- Pirativa Location in Brazil Pirativa Pirativa (Brazil)
- Coordinates: 0°03′35″N 51°17′58″W﻿ / ﻿0.0596°N 51.2995°W
- Country: Brazil
- Region: North
- State: Amapá
- Municipality: Santana

Population (2010)
- • Total: 591
- Time zone: UTC-3

= Pirativa =

District in Santana, Amapá, Brazil

Pirativa is a district in the Brazilian municipality of Santana, in the state of Amapá. It is located along the Pirativa River. São Raimundo do Pirativa, a village in the district, has been recognized as a quilombo, a settlement by escaped slaves.

==Overview==
Pirativa is an agricultural area. The main products are cassava and pineapples. The district is known for the annual Cassava Festival. Pirativa has a school, but no clinic. The district can only be accessed by boat. In 2001, Pirativa became a district of Santana.

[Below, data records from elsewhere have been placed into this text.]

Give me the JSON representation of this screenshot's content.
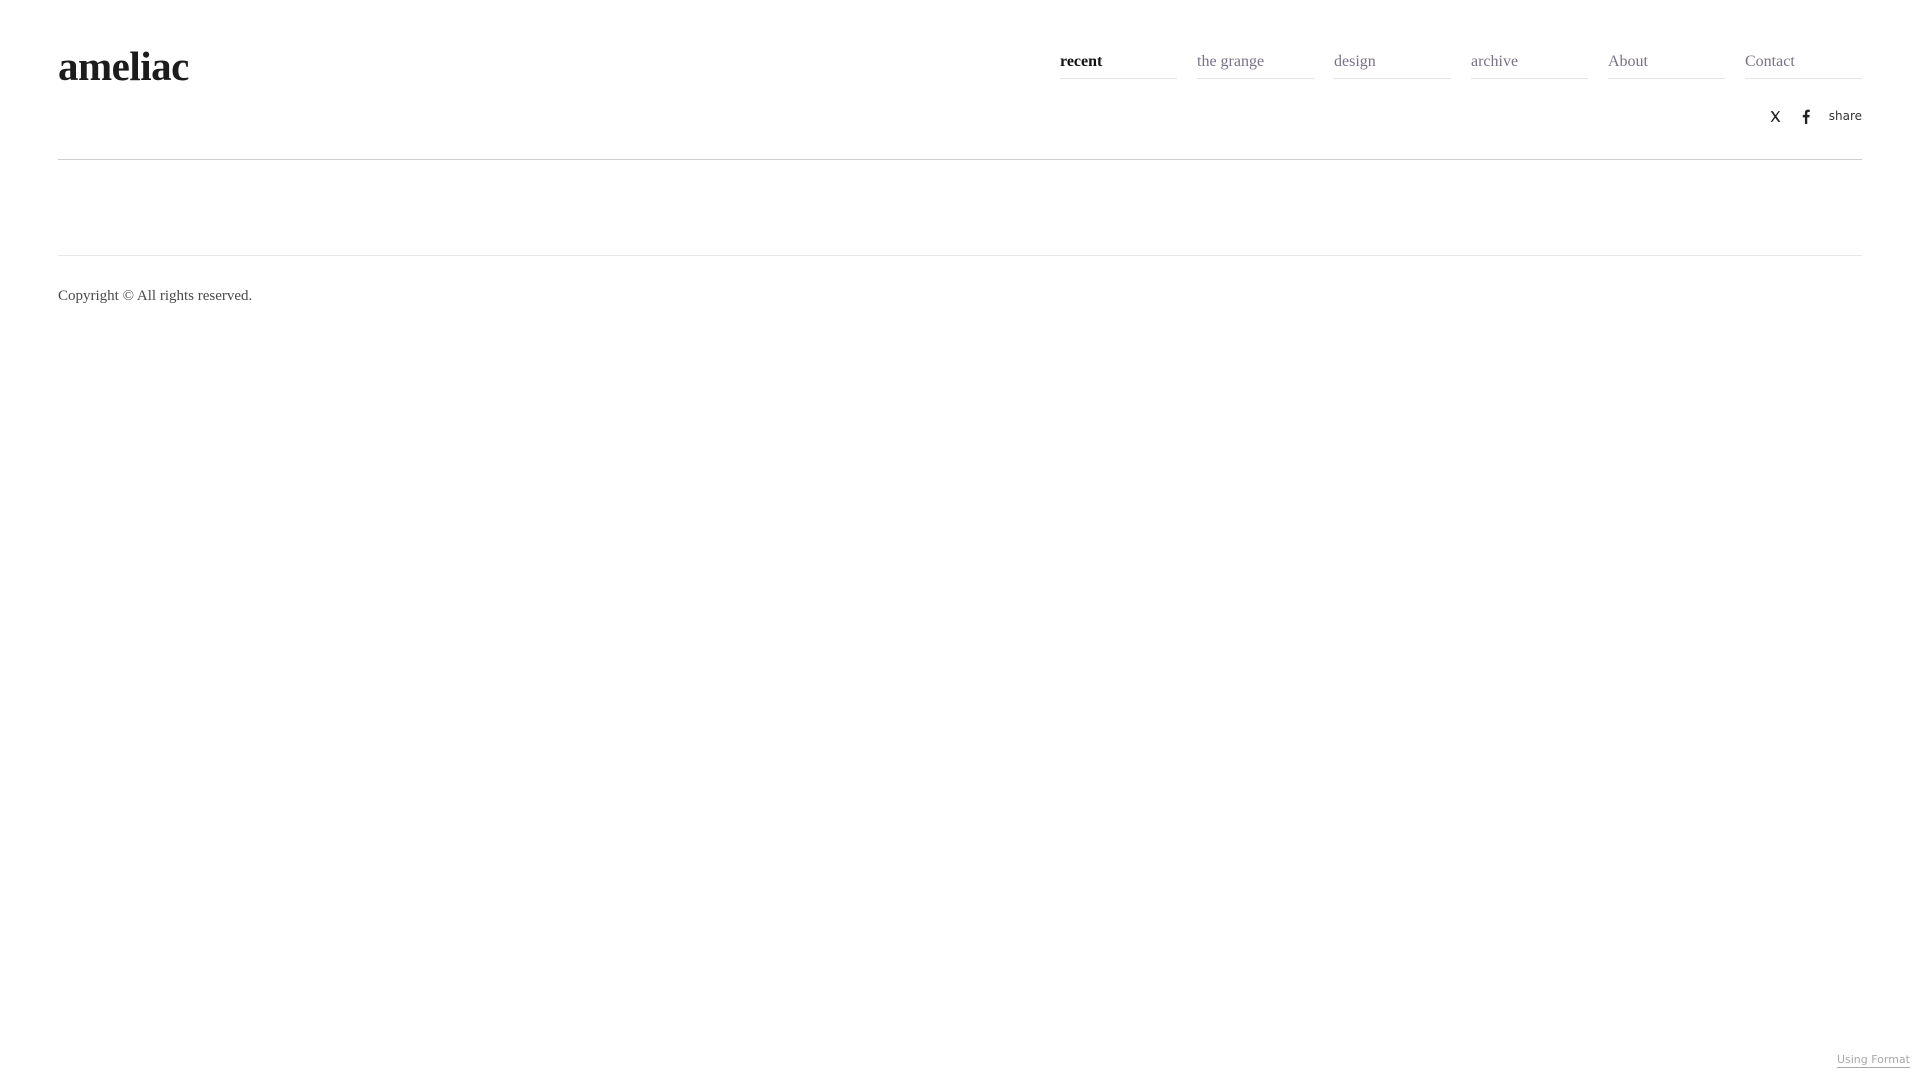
{
  "site": {
    "title": "ameliac"
  },
  "nav": {
    "items": [
      {
        "label": "recent",
        "active": true
      },
      {
        "label": "the grange",
        "active": false
      },
      {
        "label": "design",
        "active": false
      },
      {
        "label": "archive",
        "active": false
      },
      {
        "label": "About",
        "active": false
      },
      {
        "label": "Contact",
        "active": false
      }
    ]
  },
  "share": {
    "icons": [
      "x-icon",
      "facebook-icon"
    ],
    "label": "share"
  },
  "footer": {
    "copyright": "Copyright © All rights reserved.",
    "powered_by": "Using Format"
  },
  "colors": {
    "nav_text": "#7a7285",
    "nav_active": "#111111",
    "title": "#1c1c1c"
  }
}
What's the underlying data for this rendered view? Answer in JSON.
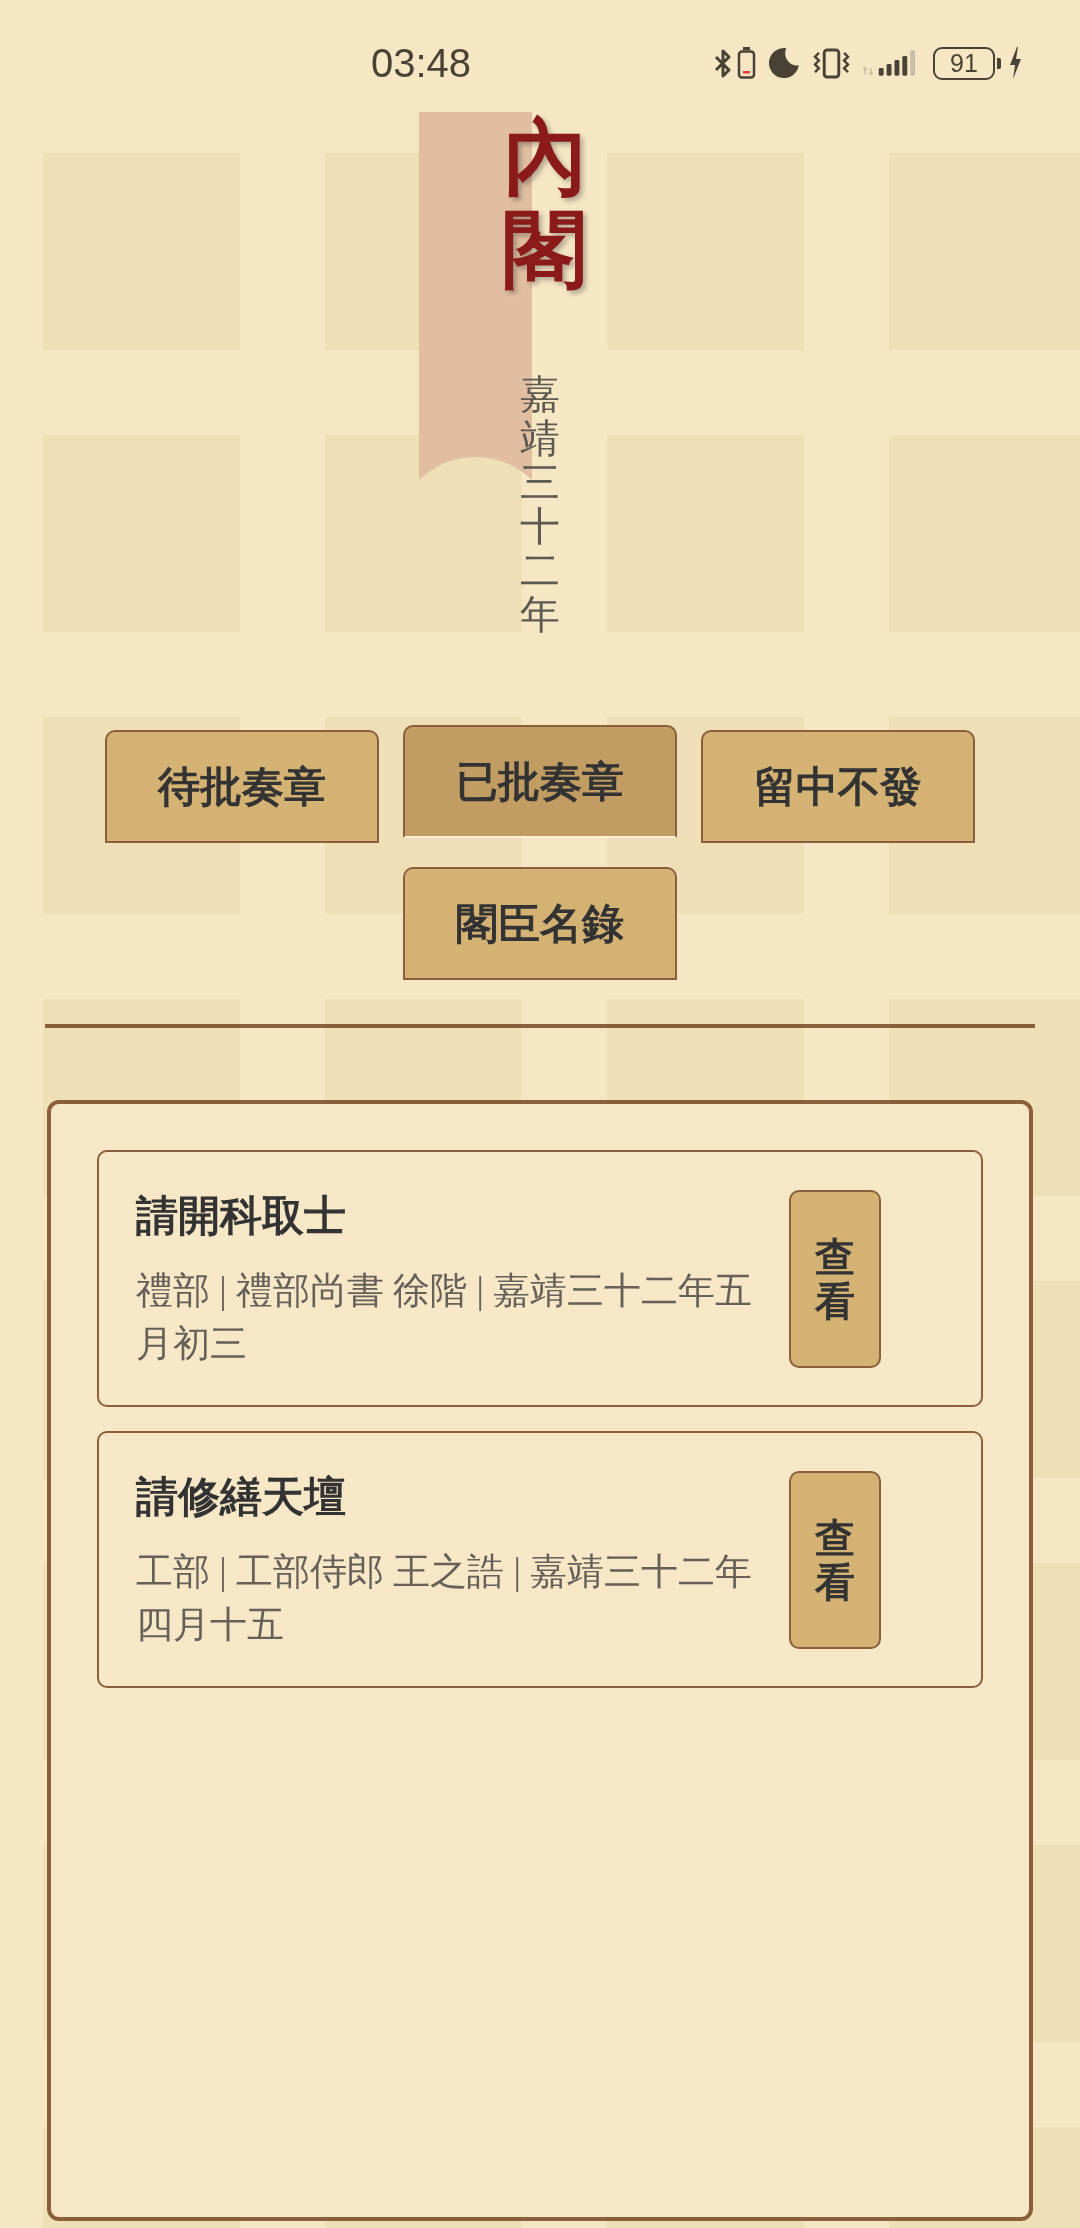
{
  "status_bar": {
    "time": "03:48",
    "battery": "91"
  },
  "header": {
    "title": "內閣",
    "era": "嘉靖三十二年"
  },
  "tabs": [
    {
      "label": "待批奏章",
      "selected": false
    },
    {
      "label": "已批奏章",
      "selected": true
    },
    {
      "label": "留中不發",
      "selected": false
    },
    {
      "label": "閣臣名錄",
      "selected": false
    }
  ],
  "memorials": [
    {
      "title": "請開科取士",
      "meta": "禮部 | 禮部尚書 徐階 | 嘉靖三十二年五月初三",
      "action": "查看"
    },
    {
      "title": "請修繕天壇",
      "meta": "工部 | 工部侍郎 王之誥 | 嘉靖三十二年四月十五",
      "action": "查看"
    }
  ]
}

==São Raimundo do Pirativa==
São Raimundo do Pirativa was recognised as a quilombo in 2013, and has its own territory of 23.4 ha similar to the indigenous territories. The neighbouring village of Alto do Pirativa has also applied for recognition, but as of 2021, it has not been certified.

==Malaria trial==
In 2003, a clinical trial by the University of Florida was launched in São Raimundo do Pirativa. 10 healthy volunteers were subjected to 100 mosquito bites in a malaria trial, and were paid R$ 108 for participation. Not only did all cases contract malaria, the number of malaria cases in the region went up from four to 30 cases. The University of Florida has denied that people caught malaria as a result of the project, and claimed that the allegations were unproven. The trial has been suspended, and an investigation into the ethics of the trial was launched.